Hans heeft net een heel stuk gerend in de hoop zijn grietje in te halen, maar raakt een beetje uitgeput en leunt tegen een boom aan om even op adem te komen en ineens WOESH!! Een pijl schiet vanuit het niets ineens recht tussen zijn vingers in de boom. “AAAHH!!!” Schreeuw Hans uit! Opeens rent uit de bosjes een beer van een man en springt op Hans af en duwt zijn hand op de mond van Hans. “Ssshhht!” Zegt de man en haalt zijn hand weg. Opgelucht kijkt Hans naar de man. “Oh Robin Good, gelukkig. Je bent hier! Ik w…” “Sshht!” Onderbreekt Robin. “Ik weet het. Je bent mijn dochter kwijtgeraakt he. Weer aan het dromen zeker? Ik heb voetstappen van haar gevonden en een goudsnipper tussen de modder. Vertrapt door vogelpoten. Die verdraaide eksters jatten alles wat glinstert. Oh en je vingers, daar is niks mee aan de hand. Ik bedoel.. die zitten nog gewoon aan je hand. Dus niks aan de hand. Behalve je vingers, die zitten nog wel aan je hand. Er is dus niks.. ergs.. met je hand.. aan de hand… AH! Kom, ik laat je de voetsporen zien, ze is de rivier opwaarts gegaan.”
Een maar al te bekend geluid
De berg oplopend en voetsporen zoekend stopt Robin Good ineens. “Kijk” zegt hij tegen Hans en wijst naar de grond. “Er zijn ineens heel veel voetsporen!” Hans kijkt naar de grond en langzaam kijkt hij langs de rivier vooruit. “Er zijn overal voetsporen vanaf hier” zegt hij.
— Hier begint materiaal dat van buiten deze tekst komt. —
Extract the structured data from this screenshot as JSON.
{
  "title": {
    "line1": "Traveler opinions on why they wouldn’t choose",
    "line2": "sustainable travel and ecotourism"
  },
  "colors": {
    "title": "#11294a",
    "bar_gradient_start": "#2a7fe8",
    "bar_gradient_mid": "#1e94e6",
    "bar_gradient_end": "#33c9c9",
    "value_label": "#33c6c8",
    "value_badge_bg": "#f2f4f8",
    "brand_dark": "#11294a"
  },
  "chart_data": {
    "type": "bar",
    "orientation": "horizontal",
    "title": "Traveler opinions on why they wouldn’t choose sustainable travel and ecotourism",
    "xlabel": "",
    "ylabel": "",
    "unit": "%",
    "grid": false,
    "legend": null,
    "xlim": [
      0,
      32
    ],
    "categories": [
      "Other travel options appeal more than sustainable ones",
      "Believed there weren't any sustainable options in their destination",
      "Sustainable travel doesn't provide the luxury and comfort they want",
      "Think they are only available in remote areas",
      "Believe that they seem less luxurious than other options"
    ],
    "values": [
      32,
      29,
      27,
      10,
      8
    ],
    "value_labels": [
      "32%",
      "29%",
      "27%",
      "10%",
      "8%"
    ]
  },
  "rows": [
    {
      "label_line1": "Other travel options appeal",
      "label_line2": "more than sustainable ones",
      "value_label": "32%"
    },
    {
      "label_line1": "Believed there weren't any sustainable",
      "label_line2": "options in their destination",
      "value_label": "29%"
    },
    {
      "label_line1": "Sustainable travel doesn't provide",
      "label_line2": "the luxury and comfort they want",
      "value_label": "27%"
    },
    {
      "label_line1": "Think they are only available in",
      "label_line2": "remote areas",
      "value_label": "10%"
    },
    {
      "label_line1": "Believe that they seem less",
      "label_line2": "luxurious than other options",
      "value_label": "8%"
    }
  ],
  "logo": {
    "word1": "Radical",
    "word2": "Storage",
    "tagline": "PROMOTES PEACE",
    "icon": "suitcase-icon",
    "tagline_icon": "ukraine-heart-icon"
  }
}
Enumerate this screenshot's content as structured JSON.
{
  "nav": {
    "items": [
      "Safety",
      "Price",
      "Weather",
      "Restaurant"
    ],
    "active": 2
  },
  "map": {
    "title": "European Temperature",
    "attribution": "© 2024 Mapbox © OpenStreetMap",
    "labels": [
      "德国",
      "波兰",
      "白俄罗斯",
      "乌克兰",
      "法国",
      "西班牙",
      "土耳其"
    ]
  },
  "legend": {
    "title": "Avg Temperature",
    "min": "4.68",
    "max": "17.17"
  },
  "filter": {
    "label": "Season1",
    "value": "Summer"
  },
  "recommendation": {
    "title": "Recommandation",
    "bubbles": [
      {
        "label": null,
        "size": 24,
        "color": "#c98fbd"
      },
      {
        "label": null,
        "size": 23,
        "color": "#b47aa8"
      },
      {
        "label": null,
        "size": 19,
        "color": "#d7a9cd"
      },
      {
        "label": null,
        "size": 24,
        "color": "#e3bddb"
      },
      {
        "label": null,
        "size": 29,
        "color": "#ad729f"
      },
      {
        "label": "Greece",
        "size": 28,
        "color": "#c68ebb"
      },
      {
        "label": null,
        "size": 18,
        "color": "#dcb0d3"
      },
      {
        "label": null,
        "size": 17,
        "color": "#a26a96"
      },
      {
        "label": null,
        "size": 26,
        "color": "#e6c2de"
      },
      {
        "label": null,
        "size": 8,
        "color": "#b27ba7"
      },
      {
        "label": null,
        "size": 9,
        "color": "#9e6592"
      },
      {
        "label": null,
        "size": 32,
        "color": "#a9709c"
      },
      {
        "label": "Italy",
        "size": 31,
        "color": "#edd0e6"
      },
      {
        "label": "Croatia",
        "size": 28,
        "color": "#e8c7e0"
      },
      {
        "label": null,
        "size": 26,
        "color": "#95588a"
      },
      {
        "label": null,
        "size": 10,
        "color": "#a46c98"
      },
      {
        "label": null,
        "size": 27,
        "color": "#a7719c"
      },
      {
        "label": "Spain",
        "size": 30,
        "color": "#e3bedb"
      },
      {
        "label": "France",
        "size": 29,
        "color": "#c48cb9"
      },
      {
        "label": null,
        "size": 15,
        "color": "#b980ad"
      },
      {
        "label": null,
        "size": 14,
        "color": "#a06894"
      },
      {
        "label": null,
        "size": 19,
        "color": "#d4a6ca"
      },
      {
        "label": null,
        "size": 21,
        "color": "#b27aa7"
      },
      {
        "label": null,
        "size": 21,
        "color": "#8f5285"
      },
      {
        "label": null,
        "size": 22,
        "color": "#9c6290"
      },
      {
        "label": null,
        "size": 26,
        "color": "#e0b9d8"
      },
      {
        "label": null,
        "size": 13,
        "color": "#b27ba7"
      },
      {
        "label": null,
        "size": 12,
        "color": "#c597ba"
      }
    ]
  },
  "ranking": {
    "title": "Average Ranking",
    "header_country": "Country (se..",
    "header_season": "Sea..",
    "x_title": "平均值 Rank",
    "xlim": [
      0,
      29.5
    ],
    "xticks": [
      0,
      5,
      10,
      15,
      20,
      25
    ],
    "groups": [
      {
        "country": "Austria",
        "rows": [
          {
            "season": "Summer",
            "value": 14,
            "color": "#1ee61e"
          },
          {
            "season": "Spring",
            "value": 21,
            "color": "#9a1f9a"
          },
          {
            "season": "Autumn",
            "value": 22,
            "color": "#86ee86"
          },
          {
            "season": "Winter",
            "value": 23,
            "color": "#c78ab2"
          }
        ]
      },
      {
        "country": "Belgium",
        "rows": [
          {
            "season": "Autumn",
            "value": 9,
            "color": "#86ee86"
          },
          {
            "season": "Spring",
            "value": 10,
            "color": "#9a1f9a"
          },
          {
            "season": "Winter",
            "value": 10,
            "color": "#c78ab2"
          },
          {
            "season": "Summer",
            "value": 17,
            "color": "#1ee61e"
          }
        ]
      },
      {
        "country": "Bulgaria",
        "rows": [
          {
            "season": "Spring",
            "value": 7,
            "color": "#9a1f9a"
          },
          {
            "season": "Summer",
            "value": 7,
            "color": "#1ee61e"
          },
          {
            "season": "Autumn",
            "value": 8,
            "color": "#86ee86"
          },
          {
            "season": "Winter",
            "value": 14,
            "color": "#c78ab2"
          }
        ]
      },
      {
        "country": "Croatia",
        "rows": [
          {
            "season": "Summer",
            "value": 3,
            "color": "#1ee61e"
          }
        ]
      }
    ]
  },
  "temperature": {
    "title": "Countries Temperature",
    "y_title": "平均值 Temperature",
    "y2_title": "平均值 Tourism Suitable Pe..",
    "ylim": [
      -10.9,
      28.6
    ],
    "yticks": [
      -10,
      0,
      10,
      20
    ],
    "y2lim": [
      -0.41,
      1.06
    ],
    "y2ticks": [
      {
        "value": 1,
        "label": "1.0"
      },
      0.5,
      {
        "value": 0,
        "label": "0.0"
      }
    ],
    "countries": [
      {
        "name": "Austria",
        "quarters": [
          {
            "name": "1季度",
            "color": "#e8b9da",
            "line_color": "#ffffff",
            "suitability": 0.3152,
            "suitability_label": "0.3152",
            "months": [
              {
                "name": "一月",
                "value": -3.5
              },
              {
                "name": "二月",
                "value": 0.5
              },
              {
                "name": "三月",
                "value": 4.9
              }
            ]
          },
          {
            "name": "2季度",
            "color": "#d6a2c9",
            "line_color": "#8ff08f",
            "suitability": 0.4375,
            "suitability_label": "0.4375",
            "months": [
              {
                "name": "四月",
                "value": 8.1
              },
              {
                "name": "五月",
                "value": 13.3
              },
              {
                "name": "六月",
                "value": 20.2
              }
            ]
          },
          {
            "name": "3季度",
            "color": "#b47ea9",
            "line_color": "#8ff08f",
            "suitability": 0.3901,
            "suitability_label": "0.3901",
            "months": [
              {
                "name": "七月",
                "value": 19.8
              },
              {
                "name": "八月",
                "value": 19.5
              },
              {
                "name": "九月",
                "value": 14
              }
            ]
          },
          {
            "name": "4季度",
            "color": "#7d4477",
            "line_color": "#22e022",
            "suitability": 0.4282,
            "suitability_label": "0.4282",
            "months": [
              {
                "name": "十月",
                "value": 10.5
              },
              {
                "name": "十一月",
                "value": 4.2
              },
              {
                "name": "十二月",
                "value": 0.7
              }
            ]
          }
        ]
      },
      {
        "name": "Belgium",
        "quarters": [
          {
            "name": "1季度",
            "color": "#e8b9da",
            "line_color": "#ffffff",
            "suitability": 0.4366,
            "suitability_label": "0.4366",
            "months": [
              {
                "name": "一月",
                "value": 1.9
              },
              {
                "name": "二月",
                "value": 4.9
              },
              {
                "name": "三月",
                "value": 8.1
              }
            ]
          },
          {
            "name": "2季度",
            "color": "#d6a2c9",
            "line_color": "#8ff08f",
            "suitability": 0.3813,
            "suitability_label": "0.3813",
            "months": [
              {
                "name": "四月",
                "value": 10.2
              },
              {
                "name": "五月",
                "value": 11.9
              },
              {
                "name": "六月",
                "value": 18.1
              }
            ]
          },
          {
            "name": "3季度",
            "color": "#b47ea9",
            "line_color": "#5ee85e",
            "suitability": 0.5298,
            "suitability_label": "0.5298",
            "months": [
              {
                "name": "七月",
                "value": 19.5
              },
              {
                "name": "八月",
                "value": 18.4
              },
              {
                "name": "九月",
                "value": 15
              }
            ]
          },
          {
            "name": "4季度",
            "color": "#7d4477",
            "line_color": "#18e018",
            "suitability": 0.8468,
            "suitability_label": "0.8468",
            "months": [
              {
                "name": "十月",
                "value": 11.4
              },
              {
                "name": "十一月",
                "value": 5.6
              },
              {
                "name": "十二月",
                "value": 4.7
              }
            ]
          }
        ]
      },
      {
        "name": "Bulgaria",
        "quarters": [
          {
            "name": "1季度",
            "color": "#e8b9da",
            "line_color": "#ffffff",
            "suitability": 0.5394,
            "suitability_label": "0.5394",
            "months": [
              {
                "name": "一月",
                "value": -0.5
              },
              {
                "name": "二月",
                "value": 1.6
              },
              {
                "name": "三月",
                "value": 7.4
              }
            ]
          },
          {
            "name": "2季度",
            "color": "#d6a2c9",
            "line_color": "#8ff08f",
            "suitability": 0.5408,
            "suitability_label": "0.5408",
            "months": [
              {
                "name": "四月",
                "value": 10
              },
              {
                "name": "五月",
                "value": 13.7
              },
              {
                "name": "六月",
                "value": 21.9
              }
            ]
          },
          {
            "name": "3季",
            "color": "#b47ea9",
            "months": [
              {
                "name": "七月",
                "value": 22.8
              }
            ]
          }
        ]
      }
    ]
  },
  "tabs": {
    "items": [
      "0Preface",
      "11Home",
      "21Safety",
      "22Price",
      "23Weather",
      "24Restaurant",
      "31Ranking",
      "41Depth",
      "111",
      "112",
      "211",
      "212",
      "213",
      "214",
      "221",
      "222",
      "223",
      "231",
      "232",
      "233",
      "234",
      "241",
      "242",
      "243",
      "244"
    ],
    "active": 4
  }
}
Vanuit het bos komen er ineens een heleboel voetsporen en gaan langs de rivier omhoog, daar waar eerst alleen soms een voetafdruk van het kleine grietje te vinden waren. Robin Good spreid zijn oren en zegt: “Luister… hoor jij… wat ik hoor? Het zullen toch niet…”
Wordt vervolgd…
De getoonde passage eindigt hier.